If you're simply representing data for data entry / raw query speed / egress performance, etc.. you're probably not caring much about the greater system, or you're making it very brittle for any new enhancements.

Comment Re:I work in Dallas, Airline software is cancer. (Score 0) 145

I don't know about Southwest itself, but fare forecasting is basically a white rhino, it doesn't exist. 8 years ago I worked at a fare management company who's job was basically a simpler view of what the fuck the company (and competitors) were doing with the industry, because some airlines didn't even do that much (fire anf forget fare management.

Some business leaders and I (programming) demo'd predictive/trending fares into the product, but it went nowhere because nobody was asking for it, and nobody wanted to pay.
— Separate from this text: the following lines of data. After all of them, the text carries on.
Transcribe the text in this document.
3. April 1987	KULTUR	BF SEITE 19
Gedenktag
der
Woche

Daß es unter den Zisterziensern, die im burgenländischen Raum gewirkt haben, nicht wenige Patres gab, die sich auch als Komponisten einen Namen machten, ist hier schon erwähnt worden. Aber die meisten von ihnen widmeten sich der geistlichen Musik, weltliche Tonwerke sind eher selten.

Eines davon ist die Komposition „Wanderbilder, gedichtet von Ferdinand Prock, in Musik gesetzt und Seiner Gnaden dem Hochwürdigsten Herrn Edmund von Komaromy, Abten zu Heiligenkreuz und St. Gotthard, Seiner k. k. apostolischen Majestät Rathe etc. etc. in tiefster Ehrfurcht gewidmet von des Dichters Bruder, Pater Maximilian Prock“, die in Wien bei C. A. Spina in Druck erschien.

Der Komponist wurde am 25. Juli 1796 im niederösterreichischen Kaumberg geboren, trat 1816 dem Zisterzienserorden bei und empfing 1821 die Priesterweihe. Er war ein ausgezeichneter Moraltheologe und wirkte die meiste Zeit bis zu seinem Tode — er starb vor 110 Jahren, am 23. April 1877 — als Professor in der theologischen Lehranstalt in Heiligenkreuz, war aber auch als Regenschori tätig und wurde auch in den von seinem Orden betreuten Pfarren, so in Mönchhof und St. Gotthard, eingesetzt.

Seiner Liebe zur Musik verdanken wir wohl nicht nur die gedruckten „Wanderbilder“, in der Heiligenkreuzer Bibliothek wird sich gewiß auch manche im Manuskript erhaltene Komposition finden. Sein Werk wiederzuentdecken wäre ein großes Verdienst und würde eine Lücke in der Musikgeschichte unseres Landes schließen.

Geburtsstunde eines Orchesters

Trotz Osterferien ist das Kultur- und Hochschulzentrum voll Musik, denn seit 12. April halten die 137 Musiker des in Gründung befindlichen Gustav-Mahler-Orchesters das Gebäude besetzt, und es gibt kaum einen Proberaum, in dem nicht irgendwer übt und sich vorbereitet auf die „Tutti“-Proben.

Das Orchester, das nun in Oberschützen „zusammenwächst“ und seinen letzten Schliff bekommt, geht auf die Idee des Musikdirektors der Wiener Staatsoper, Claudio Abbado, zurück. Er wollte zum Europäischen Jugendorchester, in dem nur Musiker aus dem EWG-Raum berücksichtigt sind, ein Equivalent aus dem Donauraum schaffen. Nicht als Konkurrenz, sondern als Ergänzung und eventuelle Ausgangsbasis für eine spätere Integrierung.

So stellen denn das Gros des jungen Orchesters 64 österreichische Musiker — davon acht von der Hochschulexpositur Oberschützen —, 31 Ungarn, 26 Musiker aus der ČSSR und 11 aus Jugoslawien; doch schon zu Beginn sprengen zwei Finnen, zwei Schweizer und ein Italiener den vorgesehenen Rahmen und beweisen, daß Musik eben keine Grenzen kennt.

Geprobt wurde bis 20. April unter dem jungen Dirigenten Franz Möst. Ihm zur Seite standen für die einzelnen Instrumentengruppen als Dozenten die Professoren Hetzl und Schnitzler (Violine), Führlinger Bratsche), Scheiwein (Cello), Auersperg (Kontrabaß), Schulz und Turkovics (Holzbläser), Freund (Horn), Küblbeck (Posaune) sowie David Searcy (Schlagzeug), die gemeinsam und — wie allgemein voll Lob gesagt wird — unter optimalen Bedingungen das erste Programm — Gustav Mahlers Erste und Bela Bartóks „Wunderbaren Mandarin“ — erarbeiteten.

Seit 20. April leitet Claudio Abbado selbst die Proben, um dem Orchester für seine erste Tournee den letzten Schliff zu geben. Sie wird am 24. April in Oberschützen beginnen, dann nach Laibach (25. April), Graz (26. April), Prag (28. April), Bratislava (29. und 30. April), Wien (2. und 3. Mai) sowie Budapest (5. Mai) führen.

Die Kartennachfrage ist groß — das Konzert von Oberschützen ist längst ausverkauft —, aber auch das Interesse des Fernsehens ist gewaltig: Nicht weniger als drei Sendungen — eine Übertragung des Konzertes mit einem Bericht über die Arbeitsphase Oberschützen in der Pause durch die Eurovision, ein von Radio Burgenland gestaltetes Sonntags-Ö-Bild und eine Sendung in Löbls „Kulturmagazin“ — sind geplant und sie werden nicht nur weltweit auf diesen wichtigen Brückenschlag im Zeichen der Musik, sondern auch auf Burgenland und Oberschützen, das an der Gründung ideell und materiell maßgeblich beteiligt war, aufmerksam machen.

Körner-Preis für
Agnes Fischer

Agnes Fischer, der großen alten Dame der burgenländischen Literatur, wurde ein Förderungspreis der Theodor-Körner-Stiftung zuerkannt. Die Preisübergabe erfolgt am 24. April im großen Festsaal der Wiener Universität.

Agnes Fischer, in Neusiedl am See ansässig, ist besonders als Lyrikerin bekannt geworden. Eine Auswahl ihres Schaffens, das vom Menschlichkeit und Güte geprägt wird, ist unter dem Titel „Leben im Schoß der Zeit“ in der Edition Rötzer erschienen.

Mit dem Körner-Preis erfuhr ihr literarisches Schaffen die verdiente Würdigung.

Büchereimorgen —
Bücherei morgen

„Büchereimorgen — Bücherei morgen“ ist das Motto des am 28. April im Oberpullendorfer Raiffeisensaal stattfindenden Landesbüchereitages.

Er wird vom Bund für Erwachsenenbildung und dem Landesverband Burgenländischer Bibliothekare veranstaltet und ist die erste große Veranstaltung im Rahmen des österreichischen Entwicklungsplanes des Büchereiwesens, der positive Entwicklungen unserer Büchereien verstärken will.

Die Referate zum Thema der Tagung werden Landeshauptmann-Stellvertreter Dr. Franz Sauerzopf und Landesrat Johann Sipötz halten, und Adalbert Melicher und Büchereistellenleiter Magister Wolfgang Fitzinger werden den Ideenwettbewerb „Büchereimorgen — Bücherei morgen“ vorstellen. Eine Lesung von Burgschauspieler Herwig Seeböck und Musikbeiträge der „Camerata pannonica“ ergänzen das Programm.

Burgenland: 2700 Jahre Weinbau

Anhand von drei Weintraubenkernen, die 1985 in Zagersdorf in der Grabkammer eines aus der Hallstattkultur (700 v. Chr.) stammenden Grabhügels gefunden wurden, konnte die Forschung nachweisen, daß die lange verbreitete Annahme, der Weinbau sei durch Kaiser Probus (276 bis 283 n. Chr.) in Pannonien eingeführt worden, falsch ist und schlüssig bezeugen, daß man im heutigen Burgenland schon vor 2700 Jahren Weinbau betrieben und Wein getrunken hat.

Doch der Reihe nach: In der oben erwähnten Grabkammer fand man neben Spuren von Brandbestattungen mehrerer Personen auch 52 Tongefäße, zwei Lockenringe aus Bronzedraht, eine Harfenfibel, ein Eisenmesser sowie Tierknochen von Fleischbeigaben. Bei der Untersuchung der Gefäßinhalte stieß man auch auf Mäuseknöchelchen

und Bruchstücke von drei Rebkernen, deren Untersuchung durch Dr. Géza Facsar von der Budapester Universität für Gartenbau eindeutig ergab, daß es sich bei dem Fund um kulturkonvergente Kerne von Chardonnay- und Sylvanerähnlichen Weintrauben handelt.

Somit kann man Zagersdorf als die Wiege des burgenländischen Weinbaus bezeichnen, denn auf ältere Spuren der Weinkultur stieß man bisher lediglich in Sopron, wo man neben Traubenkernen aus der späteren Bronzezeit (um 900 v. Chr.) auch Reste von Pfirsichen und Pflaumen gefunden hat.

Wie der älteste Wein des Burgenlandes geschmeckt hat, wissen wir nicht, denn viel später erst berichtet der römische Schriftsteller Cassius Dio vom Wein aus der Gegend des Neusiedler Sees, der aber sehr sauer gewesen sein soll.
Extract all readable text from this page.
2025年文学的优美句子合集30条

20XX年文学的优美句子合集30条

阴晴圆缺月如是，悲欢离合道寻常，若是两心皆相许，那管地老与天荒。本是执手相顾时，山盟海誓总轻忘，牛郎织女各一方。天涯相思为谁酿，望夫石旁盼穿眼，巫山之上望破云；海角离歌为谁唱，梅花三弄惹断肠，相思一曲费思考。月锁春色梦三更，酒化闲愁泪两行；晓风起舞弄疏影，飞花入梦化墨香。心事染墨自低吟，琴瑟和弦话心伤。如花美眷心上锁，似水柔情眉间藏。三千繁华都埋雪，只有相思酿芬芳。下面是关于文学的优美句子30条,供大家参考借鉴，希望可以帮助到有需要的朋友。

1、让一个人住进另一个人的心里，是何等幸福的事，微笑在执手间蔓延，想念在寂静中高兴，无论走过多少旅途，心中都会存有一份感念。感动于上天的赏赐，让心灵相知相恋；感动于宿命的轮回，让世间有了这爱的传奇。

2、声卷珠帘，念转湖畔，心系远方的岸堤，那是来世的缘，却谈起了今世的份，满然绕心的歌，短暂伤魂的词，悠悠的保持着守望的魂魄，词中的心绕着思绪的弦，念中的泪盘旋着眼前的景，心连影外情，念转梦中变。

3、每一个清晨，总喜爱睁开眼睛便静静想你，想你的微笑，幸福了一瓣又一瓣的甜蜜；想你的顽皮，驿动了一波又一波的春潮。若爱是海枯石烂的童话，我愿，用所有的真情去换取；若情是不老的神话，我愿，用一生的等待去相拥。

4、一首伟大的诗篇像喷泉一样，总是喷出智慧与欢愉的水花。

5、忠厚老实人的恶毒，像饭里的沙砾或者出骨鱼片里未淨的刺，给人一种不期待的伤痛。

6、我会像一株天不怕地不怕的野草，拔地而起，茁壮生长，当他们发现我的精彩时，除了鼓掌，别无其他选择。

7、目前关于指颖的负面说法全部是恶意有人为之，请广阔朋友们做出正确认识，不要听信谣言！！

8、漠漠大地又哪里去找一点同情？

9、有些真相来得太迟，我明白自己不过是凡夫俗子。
The fare analysts are terrified of computers replacing them, and their managers don't have a fucking clue how much money they're throwing on the ground due to poorly prices fares.. good times. Of course you could also blame our sales/marketing for not seeing the advantage such a tool could bring to table in the market.

Comment Re:Aging? (Score 1) 145

Its monstrously expensive to manage and maintain for one. Its essentially impossible to change, so adding new features also becomes monstrously expensive. I know some companies cut checks for millions per month. Consider that. Any industry run through oligopoly is charging huge premiums for the right. Making a new res system would probably cost upwards of 100mil, and you're not even guaranteed of a successful project in the end.

Comment Blame Craigslist (Score 1) 213

It single handedly killed newspaper journalism with their free unlimited esposure classifieds. That was a revenue cow that tilted papers into the red. Well, that and dead trees are uncool for the new hip environmentally sensitive masses.

Facebook and Google are aren't even veiling their services as journalism. They're simply "small things to read'. There are daily rags here that are given free (with ads of course) which are 4 page 'the world is full of puppies' crap which is just a rebranded slosh of garbage you see shoved down social media.